Schools face budget crunch
The city’s continued growth depends in part on a first-rate school system, with city leaders pointing to Chesapeake Public Schools’ 100 percent accreditation rate for six years running. “A big part of economic development in Chesapeake comes from our schools,” says Superintendent James Roberts. “People move to the community because of the schools. We’re absolutely focused on the instructional program and hire excellent people who can carry out the program and who want to work in Chesapeake.” With the highest on-time graduation rate and lowest dropout rate in the region, the school system’s focus is likely to remain intact.

The school system, however, is struggling to deal with a $60 million decrease in its operating budget during the past five years, including a $40 million reduction in state funds.  In response, Chesapeake schools have eliminated programs, increased class sizes, cut positions and delayed replacing school buses and technical equipment. “It’s primarily a state issue, but it has hit K-12 way too hard,” Roberts contends. “They did some things to us that are not temporary.”
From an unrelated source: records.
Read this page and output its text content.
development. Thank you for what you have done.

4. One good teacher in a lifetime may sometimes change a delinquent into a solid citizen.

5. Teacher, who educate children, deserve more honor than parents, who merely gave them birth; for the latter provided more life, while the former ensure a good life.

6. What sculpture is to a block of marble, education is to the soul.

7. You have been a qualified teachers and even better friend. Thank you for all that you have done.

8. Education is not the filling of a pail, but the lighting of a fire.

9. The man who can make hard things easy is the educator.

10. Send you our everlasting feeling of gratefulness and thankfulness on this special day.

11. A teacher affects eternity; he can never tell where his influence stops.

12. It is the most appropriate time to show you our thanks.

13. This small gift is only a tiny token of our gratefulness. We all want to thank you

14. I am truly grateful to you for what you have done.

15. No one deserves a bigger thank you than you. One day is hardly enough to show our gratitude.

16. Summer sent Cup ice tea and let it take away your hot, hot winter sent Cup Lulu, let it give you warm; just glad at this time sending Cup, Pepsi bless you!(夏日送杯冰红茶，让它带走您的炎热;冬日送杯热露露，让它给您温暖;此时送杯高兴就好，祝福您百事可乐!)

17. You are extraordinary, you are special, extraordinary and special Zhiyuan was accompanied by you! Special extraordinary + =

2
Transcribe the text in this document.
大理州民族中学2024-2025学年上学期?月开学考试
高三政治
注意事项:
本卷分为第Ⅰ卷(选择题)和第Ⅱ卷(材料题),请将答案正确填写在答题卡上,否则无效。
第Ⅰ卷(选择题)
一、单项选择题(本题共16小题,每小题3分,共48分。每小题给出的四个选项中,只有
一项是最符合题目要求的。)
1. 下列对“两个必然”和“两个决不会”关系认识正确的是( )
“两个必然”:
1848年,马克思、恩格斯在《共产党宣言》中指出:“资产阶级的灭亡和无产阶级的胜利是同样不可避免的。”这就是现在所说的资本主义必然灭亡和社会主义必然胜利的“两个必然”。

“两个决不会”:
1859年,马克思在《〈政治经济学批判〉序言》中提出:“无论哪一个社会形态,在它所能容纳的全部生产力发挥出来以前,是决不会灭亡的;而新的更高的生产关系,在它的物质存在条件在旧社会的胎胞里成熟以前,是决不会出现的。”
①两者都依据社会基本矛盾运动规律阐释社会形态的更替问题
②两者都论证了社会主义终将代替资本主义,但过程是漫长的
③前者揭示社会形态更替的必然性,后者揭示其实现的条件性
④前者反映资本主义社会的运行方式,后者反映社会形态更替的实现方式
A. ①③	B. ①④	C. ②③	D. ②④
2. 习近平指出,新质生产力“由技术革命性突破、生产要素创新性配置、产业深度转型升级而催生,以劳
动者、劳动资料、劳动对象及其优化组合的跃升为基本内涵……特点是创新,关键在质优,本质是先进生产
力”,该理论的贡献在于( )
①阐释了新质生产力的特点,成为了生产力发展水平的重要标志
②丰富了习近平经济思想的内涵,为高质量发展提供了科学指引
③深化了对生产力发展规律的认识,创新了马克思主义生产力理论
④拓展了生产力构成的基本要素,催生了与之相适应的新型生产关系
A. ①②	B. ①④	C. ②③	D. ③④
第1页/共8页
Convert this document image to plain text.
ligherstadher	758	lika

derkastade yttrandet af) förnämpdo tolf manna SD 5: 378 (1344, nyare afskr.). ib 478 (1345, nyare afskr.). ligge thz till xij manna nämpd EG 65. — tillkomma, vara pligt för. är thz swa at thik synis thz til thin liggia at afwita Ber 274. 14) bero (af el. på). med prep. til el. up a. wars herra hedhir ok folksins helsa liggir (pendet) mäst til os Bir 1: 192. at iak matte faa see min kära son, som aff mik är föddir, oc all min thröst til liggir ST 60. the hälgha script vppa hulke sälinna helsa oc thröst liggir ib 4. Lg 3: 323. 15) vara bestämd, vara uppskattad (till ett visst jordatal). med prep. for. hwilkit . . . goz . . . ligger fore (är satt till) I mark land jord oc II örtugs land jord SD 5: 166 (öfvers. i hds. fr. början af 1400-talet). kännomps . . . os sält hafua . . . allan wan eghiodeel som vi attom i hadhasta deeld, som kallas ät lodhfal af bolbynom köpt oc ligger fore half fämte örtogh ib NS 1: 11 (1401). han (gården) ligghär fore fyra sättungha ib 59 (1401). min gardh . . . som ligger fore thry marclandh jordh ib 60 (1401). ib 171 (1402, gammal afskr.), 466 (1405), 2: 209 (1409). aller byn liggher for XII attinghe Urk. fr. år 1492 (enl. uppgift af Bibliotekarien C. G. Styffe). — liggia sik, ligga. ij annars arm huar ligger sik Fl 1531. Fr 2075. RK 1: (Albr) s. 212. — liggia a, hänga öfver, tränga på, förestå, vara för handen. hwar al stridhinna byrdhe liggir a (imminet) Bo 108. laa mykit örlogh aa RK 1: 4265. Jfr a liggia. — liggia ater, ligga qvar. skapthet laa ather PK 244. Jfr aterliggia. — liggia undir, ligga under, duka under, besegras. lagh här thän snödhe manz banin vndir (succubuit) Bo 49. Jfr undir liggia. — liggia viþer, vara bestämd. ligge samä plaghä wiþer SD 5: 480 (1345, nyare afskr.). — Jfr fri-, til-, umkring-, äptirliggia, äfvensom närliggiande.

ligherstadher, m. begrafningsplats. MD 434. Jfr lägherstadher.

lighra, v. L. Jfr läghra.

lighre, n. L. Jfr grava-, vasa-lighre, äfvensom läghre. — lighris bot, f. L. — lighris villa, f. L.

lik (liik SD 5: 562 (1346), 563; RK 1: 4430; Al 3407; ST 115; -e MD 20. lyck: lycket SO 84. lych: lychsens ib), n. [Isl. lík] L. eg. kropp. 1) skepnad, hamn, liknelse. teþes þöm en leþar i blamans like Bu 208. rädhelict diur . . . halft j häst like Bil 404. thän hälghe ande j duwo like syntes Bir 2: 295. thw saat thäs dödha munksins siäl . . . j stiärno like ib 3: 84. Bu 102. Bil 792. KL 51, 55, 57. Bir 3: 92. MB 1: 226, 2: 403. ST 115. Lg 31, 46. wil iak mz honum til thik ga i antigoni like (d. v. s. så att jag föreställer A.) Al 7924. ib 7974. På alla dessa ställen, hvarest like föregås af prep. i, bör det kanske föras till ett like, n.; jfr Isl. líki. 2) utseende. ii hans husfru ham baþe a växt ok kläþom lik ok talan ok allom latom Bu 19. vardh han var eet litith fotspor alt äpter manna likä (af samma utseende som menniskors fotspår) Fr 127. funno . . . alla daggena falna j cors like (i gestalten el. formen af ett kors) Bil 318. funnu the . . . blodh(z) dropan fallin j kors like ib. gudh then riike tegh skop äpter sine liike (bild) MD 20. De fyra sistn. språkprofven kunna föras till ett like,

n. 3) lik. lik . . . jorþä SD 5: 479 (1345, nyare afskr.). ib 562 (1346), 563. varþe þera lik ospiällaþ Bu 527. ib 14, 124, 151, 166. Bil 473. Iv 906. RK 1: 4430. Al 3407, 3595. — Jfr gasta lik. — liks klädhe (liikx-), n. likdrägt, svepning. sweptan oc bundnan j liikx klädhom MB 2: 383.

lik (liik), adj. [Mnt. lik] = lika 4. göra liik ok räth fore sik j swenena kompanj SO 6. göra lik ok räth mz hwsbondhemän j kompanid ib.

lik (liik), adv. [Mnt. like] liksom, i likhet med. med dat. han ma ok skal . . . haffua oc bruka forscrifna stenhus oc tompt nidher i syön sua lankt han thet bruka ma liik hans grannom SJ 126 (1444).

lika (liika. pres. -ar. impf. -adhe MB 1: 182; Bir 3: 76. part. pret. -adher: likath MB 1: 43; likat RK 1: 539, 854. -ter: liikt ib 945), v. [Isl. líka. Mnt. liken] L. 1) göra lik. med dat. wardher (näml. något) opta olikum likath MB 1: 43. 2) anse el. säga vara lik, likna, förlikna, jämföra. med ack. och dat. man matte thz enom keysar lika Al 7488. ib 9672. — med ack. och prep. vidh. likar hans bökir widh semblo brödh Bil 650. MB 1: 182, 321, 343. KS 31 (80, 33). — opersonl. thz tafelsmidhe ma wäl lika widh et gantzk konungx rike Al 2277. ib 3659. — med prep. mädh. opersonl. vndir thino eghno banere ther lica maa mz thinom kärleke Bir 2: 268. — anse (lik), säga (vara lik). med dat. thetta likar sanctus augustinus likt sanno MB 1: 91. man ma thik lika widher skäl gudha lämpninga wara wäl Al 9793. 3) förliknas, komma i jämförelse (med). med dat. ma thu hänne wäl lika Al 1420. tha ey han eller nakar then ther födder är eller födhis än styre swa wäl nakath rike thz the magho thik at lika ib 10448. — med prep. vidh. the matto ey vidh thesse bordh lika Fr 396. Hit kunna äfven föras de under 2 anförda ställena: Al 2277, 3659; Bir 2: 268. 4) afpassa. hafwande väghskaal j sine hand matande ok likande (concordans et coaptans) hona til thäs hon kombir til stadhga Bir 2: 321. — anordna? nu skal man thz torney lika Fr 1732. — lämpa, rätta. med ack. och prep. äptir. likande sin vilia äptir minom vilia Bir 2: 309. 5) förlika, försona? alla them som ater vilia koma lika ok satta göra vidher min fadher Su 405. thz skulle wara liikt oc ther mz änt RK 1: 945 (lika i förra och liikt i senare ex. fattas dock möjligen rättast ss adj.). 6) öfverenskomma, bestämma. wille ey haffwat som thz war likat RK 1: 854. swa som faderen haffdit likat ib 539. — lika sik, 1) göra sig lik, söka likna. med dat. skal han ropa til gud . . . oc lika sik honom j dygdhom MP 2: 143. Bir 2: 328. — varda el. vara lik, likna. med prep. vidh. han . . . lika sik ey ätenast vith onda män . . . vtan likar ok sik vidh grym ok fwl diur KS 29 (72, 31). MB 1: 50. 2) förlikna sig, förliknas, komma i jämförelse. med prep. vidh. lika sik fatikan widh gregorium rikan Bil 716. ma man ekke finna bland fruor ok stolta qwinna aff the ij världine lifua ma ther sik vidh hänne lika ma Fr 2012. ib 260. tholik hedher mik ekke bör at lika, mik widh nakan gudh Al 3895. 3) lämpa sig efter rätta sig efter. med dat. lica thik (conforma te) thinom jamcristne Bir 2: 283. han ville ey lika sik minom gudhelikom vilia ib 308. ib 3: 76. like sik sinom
While the school system offered some older employees retirement incentives to stave off layoffs and put off renovating aging facilities and building new ones, the superintendent is still wary about the future. “I hope we’ve hit bottom,” he says. On a bright note, the system added about 170 students to its rolls this year, the first increase in five years. 

Financial constraints, however, have not kept Chesapeake schools from achieving recognition. In 2012 the U.S. Department of Education named Norfolk Highlands Primary one of 269 National Blue Ribbon Schools based on academic excellence or progress in student achievement. The international baccalaureate, technology and science and medicine programs at three high schools have been successful despite the additional drain on the system’s coffers.

On the personnel side, Kathryn B. Galford, a sixth-grade English teacher at Greenbrier Middle School, was named the 2013 Virginia Teacher of the Year, placing her in the running for the National Teacher of the Year award. “The most important thing we do is hire people that can get the job done both in the classroom and in the support system,” Roberts says, noting that many of Chesapeake schools’ 6,000 employees spend their entire careers in the school system. Roberts believes that Galford will be a top contender in the National Teacher of the Year competition, with a good chance of bringing home the top prize.

If so, the city may have to add another celebration to Chesapeake’s golden anniversary festivities.